たぶんに数多の読者は、真面目一辺倒の主人公のつまらなさとリーデンブロックの飄々とした姿をみて、笑いを響かせたと思う。
その辺りの緩急をたっぷり味わわされた後に、いよいよあのでっかいキノコの森が出てくる。
地底深くの巨大な大植物園……。
大昔、中学生の頃だかに挿絵を初めてみたさいは、しばし見惚れてしまったなぁ。
エドゥアール・リウーの装画
庭池にお水をまいてるさなか、チョクチョクと、そのキノコの森を想いだす。小庭に冒険はないけども、まき水に時に小さな虹が現出するのを眺めつつ、ヴェルヌの恩恵をクチャクチャ噛んでいる。
ジェームス・メイスン主演の『地底探検』(1959)は原作の味をよく咀嚼した上でオリジナル脚本に仕上げた秀作で、大好きな1本じゃ~あるけど、そろそろリメーク版が出たっていい頃だと思うけどねぇ。
原作には登場しないグラマラスな大人の女ムンムンな夫人(アーレン・ダール)を旅の一行に加えた事で、まさに大人の映画に仕上がってたし……、だけど今はメイスンを越える役者さんがいないような気もするし、さて、強いて起用するなら誰がよろしいかしら?

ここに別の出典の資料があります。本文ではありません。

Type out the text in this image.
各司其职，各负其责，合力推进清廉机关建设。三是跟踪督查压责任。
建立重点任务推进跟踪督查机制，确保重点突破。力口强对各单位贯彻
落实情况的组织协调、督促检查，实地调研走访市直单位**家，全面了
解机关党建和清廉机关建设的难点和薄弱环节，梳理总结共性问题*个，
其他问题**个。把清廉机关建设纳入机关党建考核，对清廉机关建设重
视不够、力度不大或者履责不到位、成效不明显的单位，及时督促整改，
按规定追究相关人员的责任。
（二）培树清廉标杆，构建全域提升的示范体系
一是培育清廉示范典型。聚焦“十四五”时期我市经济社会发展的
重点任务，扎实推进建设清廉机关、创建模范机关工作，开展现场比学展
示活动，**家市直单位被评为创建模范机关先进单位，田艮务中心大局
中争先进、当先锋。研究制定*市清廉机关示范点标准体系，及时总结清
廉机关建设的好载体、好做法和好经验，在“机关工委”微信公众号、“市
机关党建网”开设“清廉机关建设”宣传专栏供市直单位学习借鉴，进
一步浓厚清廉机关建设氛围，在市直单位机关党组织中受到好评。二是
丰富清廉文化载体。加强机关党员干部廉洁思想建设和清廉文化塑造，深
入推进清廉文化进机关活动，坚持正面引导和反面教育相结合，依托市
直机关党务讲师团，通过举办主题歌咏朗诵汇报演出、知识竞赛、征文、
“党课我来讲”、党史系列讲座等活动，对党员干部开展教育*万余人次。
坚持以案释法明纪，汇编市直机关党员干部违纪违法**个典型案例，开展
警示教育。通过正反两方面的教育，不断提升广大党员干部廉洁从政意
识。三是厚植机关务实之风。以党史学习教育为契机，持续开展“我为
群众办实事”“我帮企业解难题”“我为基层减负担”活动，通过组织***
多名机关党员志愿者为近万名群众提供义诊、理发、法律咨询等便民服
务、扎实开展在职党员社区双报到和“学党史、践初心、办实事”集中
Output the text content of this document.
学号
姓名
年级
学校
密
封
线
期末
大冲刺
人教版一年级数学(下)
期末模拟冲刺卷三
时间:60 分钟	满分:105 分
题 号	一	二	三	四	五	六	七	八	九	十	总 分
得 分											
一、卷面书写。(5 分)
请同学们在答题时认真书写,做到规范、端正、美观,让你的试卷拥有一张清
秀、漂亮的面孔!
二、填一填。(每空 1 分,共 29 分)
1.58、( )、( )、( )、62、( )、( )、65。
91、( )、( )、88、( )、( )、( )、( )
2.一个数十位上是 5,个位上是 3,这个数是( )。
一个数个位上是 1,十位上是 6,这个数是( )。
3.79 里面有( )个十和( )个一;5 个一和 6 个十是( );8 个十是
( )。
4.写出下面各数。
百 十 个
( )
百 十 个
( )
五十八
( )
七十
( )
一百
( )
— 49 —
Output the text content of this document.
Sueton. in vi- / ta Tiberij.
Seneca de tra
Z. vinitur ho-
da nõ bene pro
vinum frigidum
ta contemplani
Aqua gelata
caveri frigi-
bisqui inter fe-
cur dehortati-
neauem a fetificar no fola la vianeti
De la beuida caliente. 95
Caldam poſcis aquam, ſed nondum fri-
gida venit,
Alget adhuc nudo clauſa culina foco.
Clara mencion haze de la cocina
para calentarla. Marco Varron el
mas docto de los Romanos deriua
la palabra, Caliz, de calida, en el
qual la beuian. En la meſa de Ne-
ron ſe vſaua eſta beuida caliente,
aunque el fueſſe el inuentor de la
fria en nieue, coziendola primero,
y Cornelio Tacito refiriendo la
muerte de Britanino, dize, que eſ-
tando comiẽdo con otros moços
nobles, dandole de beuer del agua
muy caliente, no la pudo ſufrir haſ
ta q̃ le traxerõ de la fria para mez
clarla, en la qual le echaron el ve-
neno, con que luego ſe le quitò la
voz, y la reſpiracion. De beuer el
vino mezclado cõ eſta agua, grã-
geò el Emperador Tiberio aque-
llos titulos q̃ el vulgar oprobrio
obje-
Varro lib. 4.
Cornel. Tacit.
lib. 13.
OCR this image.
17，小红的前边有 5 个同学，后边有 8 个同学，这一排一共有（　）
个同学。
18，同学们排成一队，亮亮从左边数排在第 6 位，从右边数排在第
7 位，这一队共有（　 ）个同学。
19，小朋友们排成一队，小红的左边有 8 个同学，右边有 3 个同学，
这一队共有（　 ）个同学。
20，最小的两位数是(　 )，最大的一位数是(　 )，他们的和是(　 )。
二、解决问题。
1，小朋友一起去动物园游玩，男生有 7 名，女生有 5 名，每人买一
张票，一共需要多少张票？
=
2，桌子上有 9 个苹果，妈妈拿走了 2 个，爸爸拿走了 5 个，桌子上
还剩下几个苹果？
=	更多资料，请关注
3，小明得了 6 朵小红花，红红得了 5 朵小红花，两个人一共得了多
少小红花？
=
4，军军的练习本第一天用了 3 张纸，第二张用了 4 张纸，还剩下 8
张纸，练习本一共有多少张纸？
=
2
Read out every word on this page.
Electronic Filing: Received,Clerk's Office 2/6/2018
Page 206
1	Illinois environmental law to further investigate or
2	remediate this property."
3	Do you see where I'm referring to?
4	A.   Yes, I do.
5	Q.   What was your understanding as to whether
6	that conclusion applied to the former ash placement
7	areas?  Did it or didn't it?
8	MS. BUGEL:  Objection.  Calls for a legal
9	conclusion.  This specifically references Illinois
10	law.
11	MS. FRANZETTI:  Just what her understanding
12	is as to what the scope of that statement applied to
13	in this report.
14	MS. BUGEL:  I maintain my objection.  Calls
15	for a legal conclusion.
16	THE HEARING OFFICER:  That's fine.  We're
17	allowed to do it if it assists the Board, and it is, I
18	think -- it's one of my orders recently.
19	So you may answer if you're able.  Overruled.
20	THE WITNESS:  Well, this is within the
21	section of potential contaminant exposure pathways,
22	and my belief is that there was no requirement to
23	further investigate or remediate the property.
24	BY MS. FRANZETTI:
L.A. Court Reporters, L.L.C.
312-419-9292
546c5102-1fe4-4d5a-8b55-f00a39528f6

楽しく妄想しつつお水まく。とりわけパッションフルーツにたっぷり。
映画『地底探検』より
ジェームス・メイスンとアーレン・ダール。
アーレンさんは2019年現在も健在のようだ♡ 90歳半ばじゃないかな? しっかり水分補給でこの夏も乗り切っていただきたいですなぁ。